姚靈慧哭得喘不過氣,回到魏府的路上仍在哭,一雙眼哭得紅腫。魏植也在為此事擔憂,洛陽一帶從前有匪徒綁走了魏氏的小郎君,拿了錢糧后便被屠了個干凈,尸身堆在一起任野狼野鳥分尸,從此再無人敢對魏氏的子孫下手,洛陽一帶的山匪也消失匿跡,斷不該在此時對薛鸝出手。
梁晏的話要安撫姚靈慧,卻難以安撫自己,每一時每一刻他都在焦急不安中。一刻找不見薛鸝,他惶恐中又慶幸,至少沒能尋到她的尸身,然而時間越久,他便越覺得無措。平遠侯駕馬去找他,梁晏這才露出了無措的神情,聲音微顫地問他:“父親,我該如何做……”
他翻身下馬拍了拍梁晏的肩,沉聲道:“你去搜查她們母女有什么仇家,再挨個盤問監視。與侯府不合與你不合的皆要仔細盤問,此事只怕是從前與人生了過節,特意來尋仇。”
梁晏沮喪道:“我已經命人去查了。只是,鸝娘若出了事……”他說到此處,聲音顫抖得更厲害了“當日怪我公務繁忙,若我……若我沒有推脫,陪她一同禮佛,鸝娘不會……”
平遠侯打斷他:“若你陪她一同去,只怕你也要遭禍,不傷他人卻只擄走了薛鸝。想必并非是窮兇極惡之人。他們有備而來,既然能擄走薛鸝,自然不會放過你。”
話雖如此,梁晏始終反復在想,若他當日陪薛鸝一同去,是否她便安然無事了,若此事因他而起,他必定終身悔恨。
薛鸝失蹤的事平遠侯府與魏氏雖有意壓下風聲,卻無奈被有心人透露,很快連夏侯信都知曉了此事,在街上遇見了面色憔悴的梁晏,便大笑著譏諷他。
“那小娘子從前不是與魏蘭璋相好嗎?如何還能移情于你,興許是臨了反悔,舍不下魏蘭璋,丟下你偷偷跑了。”

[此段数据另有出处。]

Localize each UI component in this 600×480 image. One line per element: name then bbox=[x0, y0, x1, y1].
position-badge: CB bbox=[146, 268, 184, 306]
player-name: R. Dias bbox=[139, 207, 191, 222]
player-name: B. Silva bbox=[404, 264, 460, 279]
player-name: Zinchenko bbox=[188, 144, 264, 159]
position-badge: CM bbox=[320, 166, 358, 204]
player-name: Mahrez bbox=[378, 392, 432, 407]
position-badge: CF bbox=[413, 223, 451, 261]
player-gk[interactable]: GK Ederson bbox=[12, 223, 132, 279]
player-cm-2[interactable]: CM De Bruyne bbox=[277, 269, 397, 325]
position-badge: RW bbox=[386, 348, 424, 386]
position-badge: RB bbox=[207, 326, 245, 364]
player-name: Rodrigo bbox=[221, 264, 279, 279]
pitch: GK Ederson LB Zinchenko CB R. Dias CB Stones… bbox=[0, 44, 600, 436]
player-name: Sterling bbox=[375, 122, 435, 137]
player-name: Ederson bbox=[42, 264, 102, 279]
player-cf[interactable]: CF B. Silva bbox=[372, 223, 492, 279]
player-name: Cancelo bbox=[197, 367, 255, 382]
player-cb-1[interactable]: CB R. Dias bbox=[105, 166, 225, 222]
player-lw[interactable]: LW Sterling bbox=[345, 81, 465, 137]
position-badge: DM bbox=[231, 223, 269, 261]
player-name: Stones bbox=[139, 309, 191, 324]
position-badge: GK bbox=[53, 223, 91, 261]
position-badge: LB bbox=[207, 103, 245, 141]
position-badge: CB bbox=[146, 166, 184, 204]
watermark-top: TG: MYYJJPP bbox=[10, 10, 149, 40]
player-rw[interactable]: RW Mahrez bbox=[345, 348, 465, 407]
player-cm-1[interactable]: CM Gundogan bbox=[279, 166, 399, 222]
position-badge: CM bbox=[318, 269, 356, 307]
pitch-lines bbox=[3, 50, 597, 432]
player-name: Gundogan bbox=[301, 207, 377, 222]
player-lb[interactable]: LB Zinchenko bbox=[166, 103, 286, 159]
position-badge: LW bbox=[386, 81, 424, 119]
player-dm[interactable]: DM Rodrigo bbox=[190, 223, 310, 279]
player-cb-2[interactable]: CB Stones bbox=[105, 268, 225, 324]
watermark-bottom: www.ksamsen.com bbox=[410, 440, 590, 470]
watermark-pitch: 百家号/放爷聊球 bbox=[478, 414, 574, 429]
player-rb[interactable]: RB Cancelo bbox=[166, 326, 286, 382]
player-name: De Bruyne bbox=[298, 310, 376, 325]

梁晏深吸一口氣,努力想要平息怒火,最后卻仍是忍不住,當街與夏侯信打了起來。夏侯信的父親是當今太尉,他自幼在軍中長大,武藝不俗。梁晏卻也是從小被平遠侯手把手教出來的,加上幾日積攢的焦慮與不安,都在此刻被這怒火引燃了,通通發泄在夏侯信身上,打得夏侯信鼻青臉腫,自己也沒有占到太大的上風,最后還是魏恒路過將他們給拉開。
夏侯信也沒想到往日還算好相與的梁晏瘋起來是這種模樣,然而到底是他挑釁在先,說起來也不占理,加上不敢冒犯魏恒,也只能恨恨地往地上啐了口血,自認倒霉地離開。